'Centre of gravity' or 'centre of mass'

The centre of mass of an object is the point through which the weight of that object acts in a uniform gravitational field - that is why it is often called the centre of gravity.

The Physics syllabus says it is 'that point at which the mass of the body may be thought to be concentrated'. That is because we can draw the weight arrow (representing the weight of the whole object) from that point. However the weight isn't really concentrated there - there is just an even distribution of weight on either side of that point.

To stay upright we have to position our centre of gravity within our 'base' (our contact with the support we are standing on). Humans can get very good at balancing...

If you take moments about that point (along any plane) the sum of the moments will be zero - it will balance!

The centre of gravity is therefore the point at which you could balance the object. If you find that point you will be able to support it at that point and it will not topple over!

Look at the ice skater.

She is being supported at her centre of gravity.

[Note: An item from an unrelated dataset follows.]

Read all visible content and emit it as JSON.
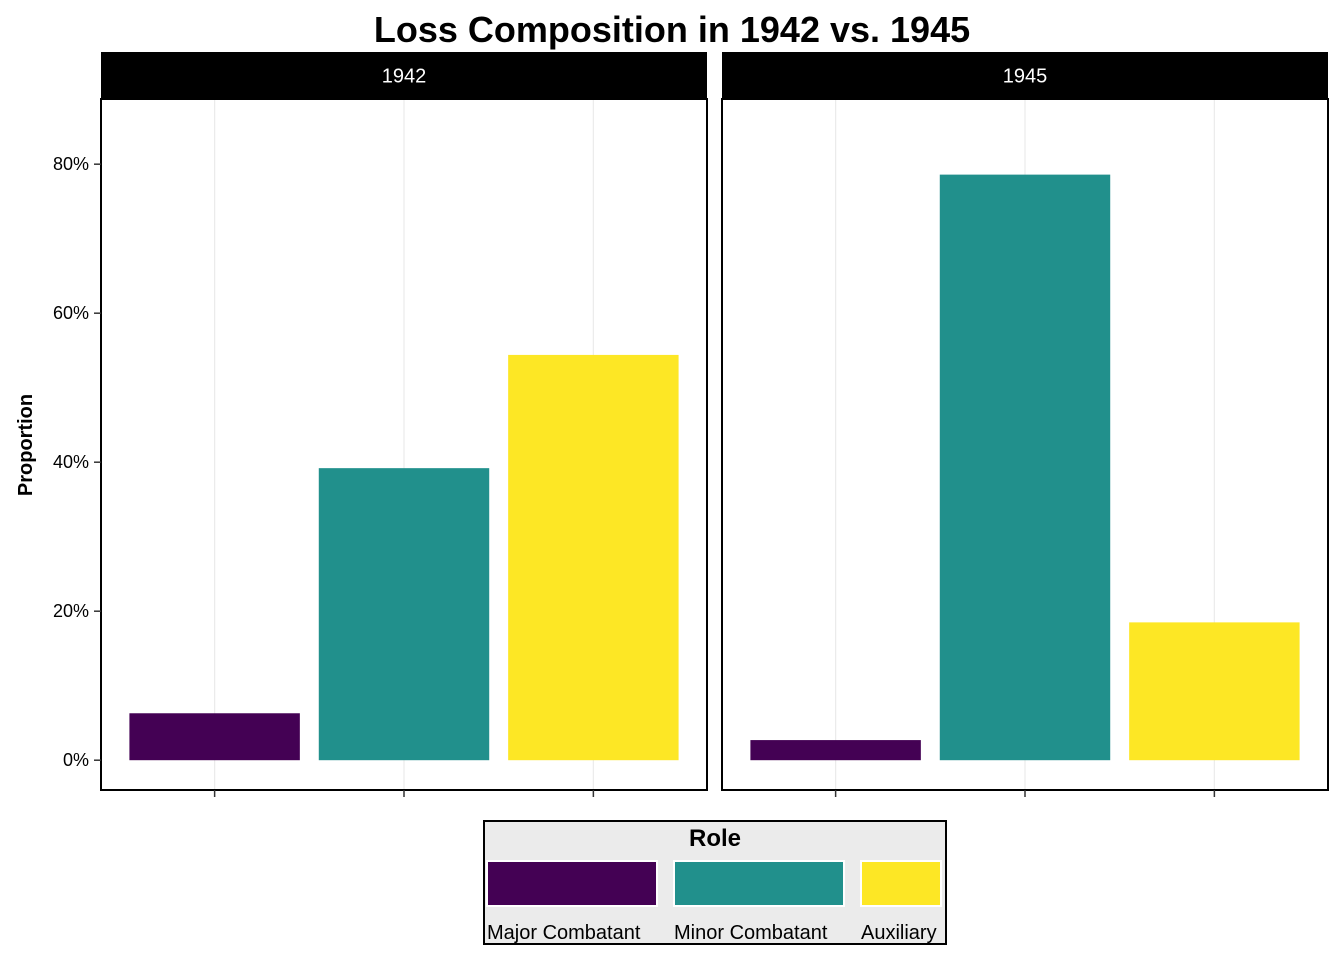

When she moves her arms and legs or head she will shift that point slightly (by altering the moments of the weights on each side of that point). It takes a lot of practice and expertise to handle balancing a person!



These cardboard butterflies have little weights on the underside of their wings making the centre of gravity of the butterfly be just under the tip of its 'chin'.

They make a great demonstration of how moving the centre of gravity can be used to get an unexpected result... magic!


The centre of gravity point is always vertically below the point from which it is suspended from. Whatever orientation you suspend the object from this is always the case!

It is easy to find the centre of mass of a regular object. You just have to draw the lines of symmetry for it. Where they cross is the centre of mass. For a non-uniform object you have to carry out a little experiment to find the C of G.

Here is a mind boggling demo where the centre of gravity is outside the object...

... and here is the explanation of it!

Stability and Centre of Gravity

Remember - for an object to be stable its centre of gravity has to be below its point of suspension.